A Ververica Platform Deployment with a very large deployment specification is stuck in the TRANSITIONING state with java.nio.BufferOverflowException in the platform's appmanager DEBUG logs:

2020-12-09 09:10:38.888 DEBUG 1 --- [eduler-worker-5] c.d.a.c.c.drivers.ScheduledController    : Exception while invoking the controller JobControllerLogic{jobId=4dd83c94-e0da-4955-b45e-a420179d94a3}. Will retry after backing off for 55155 milliseconds
java.nio.BufferOverflowException: null
	at java.base/java.nio.HeapByteBuffer.put(Unknown Source) ~[na:na]
	at com.fasterxml.jackson.databind.util.ByteBufferBackedOutputStream.write(ByteBufferBackedOutputStream.java:16) ~[jackson-databind-2.11.2.jar!/:2.11.2]
	at com.fasterxml.jackson.core.json.UTF8JsonGenerator._flushBuffer(UTF8JsonGenerator.java:2159) ~[jackson-core-2.11.2.jar!/:2.11.2]
	at com.fasterxml.jackson.core.json.UTF8JsonGenerator.close(UTF8JsonGenerator.java:1203) ~[jackson-core-2.11.2.jar!/:2.11.2]
	at com.fasterxml.jackson.databind.ObjectMapper._writeValueAndClose(ObjectMapper.java:4412) ~[jackson-databind-2.11.2.jar!/:2.11.2]
	at com.fasterxml.jackson.databind.ObjectMapper.writeValue(ObjectMapper.java:3619) ~[jackson-databind-2.11.2.jar!/:2.11.2]
	at com.dataartisans.appmanager.controller.core.serde.VersionAwareJacksonSerde.serialize(VersionAwareJacksonSerde.java:65) ~[appmanager-controller-2.2.2.jar!/:na]
	at com.dataartisans.appmanager.persistence.inmemory.InMemoryPersistence.serialize(InMemoryPersistence.java:389) ~[appmanager-persistence-inmemory-2.2.2.jar!/:na]
...

This may either happen at the deployment creation, after editing the deployment, or while the current deployment state is being synchronized by the platform.

Environment

Ververica Platform version 2.0 - 2.8

Cause

Ververica Platform versions 2.0 - 2.3.3 have an internal limitation of 32KB on the size of the serialized form of a deployment.
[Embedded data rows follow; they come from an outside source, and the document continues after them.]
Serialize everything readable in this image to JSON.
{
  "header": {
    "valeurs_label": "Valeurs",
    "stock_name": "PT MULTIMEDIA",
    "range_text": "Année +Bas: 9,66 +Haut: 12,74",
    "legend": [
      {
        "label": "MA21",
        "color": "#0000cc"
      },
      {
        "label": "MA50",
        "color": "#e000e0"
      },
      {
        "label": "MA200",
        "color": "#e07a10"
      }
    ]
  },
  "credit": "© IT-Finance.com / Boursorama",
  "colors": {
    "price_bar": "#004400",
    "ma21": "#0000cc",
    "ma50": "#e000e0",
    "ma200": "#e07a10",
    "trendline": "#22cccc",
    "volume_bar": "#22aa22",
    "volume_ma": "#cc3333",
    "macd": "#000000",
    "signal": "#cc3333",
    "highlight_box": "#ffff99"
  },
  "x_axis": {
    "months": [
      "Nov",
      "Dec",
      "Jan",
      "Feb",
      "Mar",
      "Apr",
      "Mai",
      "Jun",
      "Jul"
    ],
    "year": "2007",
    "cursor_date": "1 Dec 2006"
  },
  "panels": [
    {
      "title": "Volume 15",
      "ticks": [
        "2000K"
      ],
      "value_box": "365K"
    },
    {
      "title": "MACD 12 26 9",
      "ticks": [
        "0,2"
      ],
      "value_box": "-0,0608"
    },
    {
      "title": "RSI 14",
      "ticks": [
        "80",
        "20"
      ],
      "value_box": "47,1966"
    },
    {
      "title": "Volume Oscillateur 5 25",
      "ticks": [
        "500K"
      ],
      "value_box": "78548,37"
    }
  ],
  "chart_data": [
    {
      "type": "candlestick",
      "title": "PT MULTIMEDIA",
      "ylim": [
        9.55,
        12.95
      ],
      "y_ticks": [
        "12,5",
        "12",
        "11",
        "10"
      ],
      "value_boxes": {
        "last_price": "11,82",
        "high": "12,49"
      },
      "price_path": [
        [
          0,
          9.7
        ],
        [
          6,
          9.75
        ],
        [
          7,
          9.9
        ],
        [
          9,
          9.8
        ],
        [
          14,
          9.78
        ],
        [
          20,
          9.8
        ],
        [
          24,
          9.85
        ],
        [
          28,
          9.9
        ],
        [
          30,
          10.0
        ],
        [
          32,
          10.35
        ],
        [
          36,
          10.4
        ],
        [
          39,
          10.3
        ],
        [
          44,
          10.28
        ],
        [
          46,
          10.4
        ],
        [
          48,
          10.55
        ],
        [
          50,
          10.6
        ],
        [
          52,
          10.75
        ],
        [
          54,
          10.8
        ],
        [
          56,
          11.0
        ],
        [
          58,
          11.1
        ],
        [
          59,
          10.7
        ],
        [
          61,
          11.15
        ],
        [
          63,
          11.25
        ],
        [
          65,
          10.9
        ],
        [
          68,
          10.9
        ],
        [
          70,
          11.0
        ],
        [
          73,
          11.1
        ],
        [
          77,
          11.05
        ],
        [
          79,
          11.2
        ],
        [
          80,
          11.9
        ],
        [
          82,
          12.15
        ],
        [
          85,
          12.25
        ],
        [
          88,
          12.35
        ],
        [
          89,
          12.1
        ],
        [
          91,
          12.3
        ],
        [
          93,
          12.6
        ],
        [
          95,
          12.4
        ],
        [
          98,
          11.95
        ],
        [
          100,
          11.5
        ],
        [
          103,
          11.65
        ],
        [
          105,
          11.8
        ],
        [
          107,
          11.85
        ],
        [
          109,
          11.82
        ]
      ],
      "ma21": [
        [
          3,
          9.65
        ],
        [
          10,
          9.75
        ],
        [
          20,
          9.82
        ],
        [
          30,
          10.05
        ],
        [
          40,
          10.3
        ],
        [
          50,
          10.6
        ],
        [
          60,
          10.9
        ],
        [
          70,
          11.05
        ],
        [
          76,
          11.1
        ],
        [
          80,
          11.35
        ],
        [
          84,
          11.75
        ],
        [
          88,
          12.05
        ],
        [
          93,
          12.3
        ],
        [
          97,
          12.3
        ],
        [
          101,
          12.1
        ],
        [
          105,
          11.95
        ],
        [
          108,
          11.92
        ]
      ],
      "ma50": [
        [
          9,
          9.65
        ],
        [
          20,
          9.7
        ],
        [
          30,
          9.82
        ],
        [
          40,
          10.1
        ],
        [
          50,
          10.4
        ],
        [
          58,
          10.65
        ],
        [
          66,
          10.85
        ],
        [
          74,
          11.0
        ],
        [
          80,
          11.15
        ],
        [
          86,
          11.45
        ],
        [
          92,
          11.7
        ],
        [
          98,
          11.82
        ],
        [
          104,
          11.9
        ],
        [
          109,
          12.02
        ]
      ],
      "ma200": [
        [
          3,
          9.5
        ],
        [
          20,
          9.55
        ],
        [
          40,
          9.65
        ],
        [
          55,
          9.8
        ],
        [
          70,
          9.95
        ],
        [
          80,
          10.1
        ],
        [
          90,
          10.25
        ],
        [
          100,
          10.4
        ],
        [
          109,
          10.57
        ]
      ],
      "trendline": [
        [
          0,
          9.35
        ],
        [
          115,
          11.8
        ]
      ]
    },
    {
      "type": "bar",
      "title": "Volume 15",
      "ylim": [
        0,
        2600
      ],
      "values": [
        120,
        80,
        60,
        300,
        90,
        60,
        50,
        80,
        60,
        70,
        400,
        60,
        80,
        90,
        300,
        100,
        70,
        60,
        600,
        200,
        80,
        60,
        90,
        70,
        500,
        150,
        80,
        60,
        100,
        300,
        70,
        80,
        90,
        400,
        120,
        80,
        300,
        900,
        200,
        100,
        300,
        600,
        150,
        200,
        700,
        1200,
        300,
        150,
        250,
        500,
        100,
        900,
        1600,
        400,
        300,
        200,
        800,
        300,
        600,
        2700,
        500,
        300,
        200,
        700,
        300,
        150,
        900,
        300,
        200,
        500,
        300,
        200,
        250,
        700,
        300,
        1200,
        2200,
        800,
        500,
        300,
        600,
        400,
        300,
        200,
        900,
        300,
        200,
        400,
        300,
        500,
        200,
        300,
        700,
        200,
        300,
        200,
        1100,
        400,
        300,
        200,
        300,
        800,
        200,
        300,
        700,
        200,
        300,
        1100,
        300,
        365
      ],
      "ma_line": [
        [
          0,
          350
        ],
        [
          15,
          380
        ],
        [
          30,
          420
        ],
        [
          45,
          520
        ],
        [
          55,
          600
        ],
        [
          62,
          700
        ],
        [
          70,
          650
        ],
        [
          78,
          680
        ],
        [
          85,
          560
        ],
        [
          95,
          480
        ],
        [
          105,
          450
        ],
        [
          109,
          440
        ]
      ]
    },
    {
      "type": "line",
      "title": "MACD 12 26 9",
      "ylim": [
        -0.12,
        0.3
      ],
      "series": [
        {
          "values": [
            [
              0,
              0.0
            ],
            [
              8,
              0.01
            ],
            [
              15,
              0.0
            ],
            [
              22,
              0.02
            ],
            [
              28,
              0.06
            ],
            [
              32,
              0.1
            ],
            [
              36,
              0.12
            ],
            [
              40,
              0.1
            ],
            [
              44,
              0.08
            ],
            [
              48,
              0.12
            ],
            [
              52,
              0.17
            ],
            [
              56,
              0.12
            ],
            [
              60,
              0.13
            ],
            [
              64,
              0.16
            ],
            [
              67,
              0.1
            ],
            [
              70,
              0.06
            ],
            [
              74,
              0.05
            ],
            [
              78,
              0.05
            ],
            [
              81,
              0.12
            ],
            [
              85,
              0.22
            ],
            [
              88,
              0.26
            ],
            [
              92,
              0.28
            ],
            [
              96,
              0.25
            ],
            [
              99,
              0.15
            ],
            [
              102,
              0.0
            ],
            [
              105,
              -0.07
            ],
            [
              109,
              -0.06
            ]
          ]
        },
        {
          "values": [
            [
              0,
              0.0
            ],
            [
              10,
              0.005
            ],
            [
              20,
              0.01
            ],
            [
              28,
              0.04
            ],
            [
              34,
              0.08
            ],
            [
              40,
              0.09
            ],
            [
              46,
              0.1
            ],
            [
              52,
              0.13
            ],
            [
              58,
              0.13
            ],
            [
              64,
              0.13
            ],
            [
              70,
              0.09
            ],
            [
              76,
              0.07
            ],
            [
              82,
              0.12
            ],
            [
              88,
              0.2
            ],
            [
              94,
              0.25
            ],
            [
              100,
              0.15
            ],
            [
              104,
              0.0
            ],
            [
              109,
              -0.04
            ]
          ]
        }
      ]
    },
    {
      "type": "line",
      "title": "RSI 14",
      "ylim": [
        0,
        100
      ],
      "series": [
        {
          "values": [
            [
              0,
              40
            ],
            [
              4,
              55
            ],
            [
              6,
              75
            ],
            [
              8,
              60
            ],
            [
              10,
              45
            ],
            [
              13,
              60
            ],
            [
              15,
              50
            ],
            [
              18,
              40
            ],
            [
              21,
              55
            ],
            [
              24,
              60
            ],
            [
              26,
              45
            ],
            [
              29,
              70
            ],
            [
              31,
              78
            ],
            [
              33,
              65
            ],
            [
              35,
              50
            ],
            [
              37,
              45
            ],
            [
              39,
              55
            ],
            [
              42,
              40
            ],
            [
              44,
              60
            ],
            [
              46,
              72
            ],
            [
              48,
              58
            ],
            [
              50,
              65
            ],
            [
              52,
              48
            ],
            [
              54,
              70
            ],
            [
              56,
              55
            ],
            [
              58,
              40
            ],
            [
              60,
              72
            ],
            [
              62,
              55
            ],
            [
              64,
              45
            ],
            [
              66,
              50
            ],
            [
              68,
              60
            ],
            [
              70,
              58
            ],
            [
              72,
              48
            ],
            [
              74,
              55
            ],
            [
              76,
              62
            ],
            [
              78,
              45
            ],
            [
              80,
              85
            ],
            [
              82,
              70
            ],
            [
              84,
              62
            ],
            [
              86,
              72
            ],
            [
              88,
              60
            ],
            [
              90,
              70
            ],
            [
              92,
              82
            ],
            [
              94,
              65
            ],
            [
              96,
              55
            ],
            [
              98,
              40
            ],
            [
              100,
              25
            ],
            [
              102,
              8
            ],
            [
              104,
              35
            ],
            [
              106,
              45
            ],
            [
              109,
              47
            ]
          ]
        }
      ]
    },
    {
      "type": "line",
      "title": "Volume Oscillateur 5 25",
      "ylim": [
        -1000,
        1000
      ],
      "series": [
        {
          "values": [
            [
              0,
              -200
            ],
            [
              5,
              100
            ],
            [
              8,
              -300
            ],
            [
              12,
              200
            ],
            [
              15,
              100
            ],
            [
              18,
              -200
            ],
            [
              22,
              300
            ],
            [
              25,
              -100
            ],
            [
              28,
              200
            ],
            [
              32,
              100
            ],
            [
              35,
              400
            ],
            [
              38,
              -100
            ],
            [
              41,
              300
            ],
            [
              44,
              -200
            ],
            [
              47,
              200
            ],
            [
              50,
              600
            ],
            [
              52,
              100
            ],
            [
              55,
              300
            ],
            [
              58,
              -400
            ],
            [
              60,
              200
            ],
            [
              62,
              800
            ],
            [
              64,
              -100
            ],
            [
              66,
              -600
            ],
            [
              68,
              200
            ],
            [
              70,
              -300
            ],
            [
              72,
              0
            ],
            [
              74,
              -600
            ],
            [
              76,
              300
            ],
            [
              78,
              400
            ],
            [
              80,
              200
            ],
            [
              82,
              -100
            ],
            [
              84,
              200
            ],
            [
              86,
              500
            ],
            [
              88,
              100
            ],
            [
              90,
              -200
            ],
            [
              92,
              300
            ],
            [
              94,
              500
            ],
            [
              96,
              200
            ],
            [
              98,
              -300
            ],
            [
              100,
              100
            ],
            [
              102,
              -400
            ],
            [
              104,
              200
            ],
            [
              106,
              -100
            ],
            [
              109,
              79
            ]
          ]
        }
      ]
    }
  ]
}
If a deployment exceeds this limitation, you will experience the problem as illustrated above. This often happens when a deployment is configured with lots of arguments to the main class of the job.

Workaround

If you have many arguments to the main class of your job, avoid using command line parameters and try to provide them via a file or via Kubernetes ConfigMaps / Secrets instead. You may even share a common set of properties for different jobs through a set of common files, ConfigMaps, or Secrets. See How to inject many properties into Flink Jobs running on Ververica Platform for more details.

Fixed Version

Ververica Platform 2.3.4 and onwards increase the default limitation to 64KB. If you need to increase it even further, you can configure this limit in your values.yaml file. Be cautious about increasing it too far though and rather provide large sets of configurations via files, ConfigMaps, or Secrets.

vvp:
  appmanager:
    persistence:
      appmanager-persistence-inmemory.max-resource-size-bytes: <size_limit_in_bytes>